The fact that ``trusted computing'', and its core technique, standard remote attestation, can lock consumers into a particular program or platform has been a very widely expressed fear. A key advantage of our approach is that reasoning about the behavior of a program is now not tied to a particular binary. Semantic remote attestation checks for program properties, and works with different implementation of the same program as long as they satisfy the properties required of them.

To validate our ideas we have implemented a prototype TrustedVM by modifying a Java virtual machine to observe the behavior of network protocols. We have used this prototype to check the untrusted behavior of a Gnutella-like peer-to-peer protocol. Specifically, we check that messages about network topology and query results are not spoofed. Our measurements show that the overheads of checking are negligible, at least for the simple checking this particular application needs. However, even the few simple checks we do are sufficient to overcome some of the most well-known weaknesses in peer-to-peer protocols.
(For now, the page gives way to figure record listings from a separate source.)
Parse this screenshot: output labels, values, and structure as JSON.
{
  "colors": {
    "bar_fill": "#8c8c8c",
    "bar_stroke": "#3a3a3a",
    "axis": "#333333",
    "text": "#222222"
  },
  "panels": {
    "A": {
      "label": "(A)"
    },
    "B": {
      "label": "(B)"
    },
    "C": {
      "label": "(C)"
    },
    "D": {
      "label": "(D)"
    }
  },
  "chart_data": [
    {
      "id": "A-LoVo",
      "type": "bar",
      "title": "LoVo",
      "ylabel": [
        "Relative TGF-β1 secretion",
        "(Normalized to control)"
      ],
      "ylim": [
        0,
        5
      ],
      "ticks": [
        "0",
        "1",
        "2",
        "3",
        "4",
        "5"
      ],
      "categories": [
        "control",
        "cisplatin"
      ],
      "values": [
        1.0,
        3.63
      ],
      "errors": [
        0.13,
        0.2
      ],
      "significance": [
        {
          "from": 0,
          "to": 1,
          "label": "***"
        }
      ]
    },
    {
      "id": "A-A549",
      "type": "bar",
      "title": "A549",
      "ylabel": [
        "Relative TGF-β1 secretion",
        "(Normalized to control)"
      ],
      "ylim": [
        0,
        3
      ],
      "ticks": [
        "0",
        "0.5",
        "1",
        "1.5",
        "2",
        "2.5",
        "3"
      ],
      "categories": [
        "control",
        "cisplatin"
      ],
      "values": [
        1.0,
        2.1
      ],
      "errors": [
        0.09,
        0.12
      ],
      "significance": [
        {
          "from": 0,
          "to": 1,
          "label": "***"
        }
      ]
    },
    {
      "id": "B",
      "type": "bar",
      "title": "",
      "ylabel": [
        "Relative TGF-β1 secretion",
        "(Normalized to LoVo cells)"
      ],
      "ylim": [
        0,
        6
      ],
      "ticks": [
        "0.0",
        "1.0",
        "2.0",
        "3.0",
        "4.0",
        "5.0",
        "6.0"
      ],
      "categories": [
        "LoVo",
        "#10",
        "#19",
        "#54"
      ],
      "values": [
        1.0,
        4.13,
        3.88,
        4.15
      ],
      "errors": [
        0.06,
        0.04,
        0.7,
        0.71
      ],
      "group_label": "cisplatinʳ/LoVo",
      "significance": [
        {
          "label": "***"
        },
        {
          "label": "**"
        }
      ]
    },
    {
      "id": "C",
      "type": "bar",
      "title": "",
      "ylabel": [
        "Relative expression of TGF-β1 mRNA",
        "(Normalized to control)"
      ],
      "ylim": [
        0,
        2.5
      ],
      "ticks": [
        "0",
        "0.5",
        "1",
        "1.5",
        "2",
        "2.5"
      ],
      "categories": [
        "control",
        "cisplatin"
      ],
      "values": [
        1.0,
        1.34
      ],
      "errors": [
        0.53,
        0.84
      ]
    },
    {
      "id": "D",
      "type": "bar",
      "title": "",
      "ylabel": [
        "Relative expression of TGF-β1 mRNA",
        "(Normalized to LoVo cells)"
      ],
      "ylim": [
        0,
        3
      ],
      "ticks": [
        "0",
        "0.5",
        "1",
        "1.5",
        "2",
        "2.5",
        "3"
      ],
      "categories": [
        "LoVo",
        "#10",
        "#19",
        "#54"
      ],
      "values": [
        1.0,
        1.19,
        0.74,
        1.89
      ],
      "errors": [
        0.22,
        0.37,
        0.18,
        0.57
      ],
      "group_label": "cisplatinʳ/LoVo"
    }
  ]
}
Trusted computing introduced the concept of remotely supervised execution - the idea that a remote server will be able to monitor as well as change the execution of a program on a client machine. Remote attestation is the key to doing this. However, current architectures for attestation are able to implement this idea in only a very limited way. Semantic remote attestation takes this idea to its logical conclusion -- to have fine-grained, dynamic control over the monitoring and execution of an application.